Ich bekomme jedoch im BIOS nur 2133HZ bei den RAM angezeigt. Hat jemand eine Idee warum die mit so niedrigem Takt laufen?
in welchem Slot sie stecken sollte ja eigentlich egal sein, oder?


----------



## evilgrin68 (30. November 2017)

Die bevorzugten Slots stehen im Handbuch. Dieses Ding aus Papier.

Und 2133MHz ist der Standard Takt, so soll es sein.


----------



## drstoecker (30. November 2017)

Versuch mal per docp das xmp Profil zu laden. Wenn es nicht geht musst du wahrscheinlich die Werte von Hand optimieren.


----------



## defender197899 (30. November 2017)

Hast du DOCP aktiviert ?
wenn nein  mach es und damit kannst du die XMP Profile probieren.
Und welche Bios version hast du drauf.


----------



## Atomix (30. November 2017)

In dem Ding aus Papier stand kein bevorzugter Steckplatz für die Riegel.

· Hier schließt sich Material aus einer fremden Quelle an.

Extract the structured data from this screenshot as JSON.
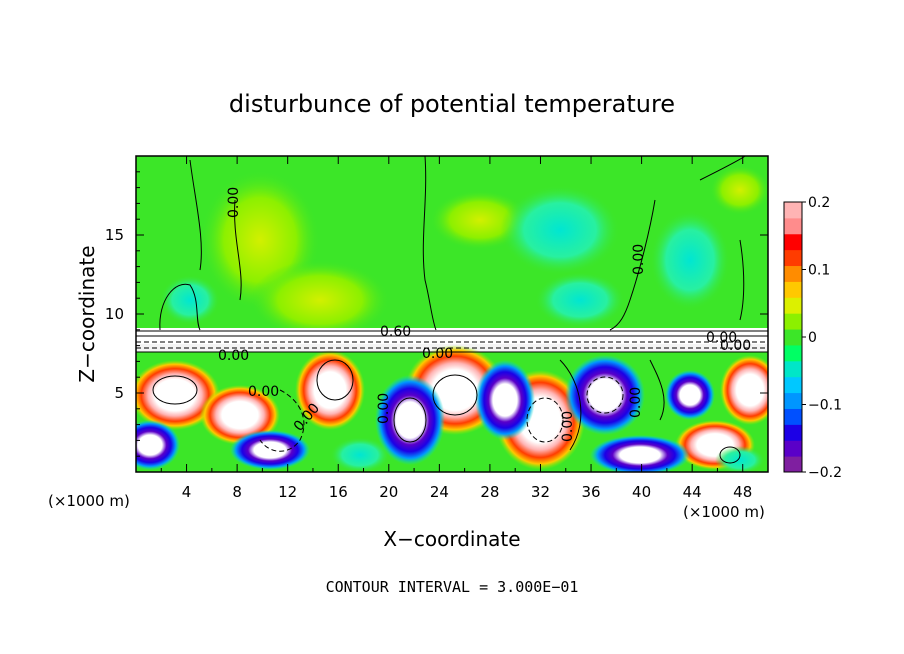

Das BIOS hat die Version .0805

Die Einstellungen kann ich erst heute Abend überprüfen, bin noch auf der Arbeit


----------



## markus1612 (30. November 2017)

Dann bin ich mal so frei:



			Dieser Inhalt steht nur eingeloggten Mitgliedern zur Verfügung.


----------



## defender197899 (30. November 2017)

wenn du nur 2 Riegel verbaust dann auf die  Dunkelgrauen Slots , dann bios Update und   ,sollte aber ab 801 sollte das AGESA 1006 drauf sein  ansonsten vesuche das 902  .
Bei den Asus AM4 Boards steht DOCP für XMP  ,versuche aber erst ,wenn die Module 2 Profile haben ,das langsamere.
2666 sollten eigendlich immer drin sein   und  noch was 3000 ist bei AMD 2933 .


----------



## ASD_588 (30. November 2017)

Mach erstmal ein bios update, das neuste soll die Version 3203 vom 2017/11/17 sein.

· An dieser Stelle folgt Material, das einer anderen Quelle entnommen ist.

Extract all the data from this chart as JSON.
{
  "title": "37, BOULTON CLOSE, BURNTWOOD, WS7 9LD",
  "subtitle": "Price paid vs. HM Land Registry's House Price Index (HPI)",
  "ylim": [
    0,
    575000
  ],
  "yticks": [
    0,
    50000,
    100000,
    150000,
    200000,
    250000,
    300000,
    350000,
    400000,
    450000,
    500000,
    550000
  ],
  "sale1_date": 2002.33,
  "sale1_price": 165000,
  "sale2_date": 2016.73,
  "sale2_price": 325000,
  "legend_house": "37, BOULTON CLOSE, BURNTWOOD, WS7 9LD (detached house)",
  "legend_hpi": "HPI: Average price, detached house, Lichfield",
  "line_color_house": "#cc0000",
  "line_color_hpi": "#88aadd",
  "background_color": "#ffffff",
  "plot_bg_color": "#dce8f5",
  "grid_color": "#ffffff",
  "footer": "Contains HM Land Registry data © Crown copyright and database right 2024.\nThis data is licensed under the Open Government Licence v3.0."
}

PRIME X370-PRO CPU Support| Mainboards | ASUS Deutschland


----------



## evilgrin68 (30. November 2017)

Atomix schrieb:


> In dem Ding aus Papier stand kein bevorzugter Steckplatz für die Riegel.


Nee... Das steht nie darin...  

Warum werden die nur immer wieder mit in den Karton gelegt?


----------



## Atomix (30. November 2017)

Also, die RAM stecken in DIMM_A1 und DIMM_B1. Das sind die anthrazit farbenen Steckplätze. 

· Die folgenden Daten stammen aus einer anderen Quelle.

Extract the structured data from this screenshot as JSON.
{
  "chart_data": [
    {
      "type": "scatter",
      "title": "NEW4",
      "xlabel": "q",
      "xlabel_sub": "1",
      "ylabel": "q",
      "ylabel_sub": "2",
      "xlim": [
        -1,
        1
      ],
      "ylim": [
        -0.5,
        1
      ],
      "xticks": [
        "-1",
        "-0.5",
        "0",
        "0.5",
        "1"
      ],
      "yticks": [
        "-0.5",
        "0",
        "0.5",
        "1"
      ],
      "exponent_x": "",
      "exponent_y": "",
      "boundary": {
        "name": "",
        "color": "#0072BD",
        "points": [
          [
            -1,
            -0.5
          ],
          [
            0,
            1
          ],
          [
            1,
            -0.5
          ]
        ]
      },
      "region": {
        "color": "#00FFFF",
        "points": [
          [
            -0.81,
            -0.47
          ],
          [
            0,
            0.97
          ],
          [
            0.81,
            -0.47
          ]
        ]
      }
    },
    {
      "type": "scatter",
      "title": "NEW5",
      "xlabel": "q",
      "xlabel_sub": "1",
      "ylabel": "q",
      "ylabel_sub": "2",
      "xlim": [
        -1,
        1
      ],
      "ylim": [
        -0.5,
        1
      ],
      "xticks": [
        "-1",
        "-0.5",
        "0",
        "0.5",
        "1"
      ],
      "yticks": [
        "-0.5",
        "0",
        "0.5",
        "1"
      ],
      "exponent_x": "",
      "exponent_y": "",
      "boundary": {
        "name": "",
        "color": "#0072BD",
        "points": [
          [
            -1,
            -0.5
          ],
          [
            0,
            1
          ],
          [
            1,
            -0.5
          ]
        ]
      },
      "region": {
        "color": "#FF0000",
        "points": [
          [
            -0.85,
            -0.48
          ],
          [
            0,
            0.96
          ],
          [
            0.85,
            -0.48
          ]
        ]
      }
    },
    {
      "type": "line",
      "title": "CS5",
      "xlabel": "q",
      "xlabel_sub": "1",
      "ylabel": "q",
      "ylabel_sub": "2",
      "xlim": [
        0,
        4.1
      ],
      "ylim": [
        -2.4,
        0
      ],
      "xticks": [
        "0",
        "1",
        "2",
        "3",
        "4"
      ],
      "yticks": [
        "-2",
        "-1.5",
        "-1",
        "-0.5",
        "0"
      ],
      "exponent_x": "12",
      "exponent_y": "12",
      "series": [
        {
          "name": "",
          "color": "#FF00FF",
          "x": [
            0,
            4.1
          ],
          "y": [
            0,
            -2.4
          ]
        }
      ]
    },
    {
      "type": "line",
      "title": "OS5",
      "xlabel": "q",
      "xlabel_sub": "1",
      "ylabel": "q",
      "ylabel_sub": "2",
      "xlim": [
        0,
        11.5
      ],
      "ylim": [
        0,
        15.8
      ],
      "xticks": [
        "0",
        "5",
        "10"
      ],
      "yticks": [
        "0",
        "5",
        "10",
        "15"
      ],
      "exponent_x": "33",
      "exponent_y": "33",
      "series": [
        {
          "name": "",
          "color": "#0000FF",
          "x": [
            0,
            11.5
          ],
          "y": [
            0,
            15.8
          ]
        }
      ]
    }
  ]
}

BIOS ist jetzt auch das aktuelle 3202

aber der Takt ist weiterhin bei 2133MHZ

ist es normal, dass ich jetzt im BIOS anfangen muss zu übertakten?
oder an was liegt es, dass der Takt so niedrig ist ?


----------



## ASD_588 (30. November 2017)

Hier stand müll...


----------



## flip_4 (30. November 2017)

Habe das selbe Problem mit dem B350-Plus und dem F4-3200C16D-16GVKB. Geht nicht über 2133MHZ. Bios ist das Aktuelle drauf.
Wenn ich im Bios 3200 oder 2933 einstelle braucht er ein paar Anläufe bis er wieder in das Bios kommt. 

Laut Asus soll der F4-3200C16D-8GVKB für das Board freigegeben sein. Bei mir ist der F4-3200C16-8GVKB (ohne D) verbaut. 

Was ich bis jetzt rausgefunden habe, dass Samsung Speicher problemlos funktioniert und Hynik Probleme macht. Hab leider Hynik.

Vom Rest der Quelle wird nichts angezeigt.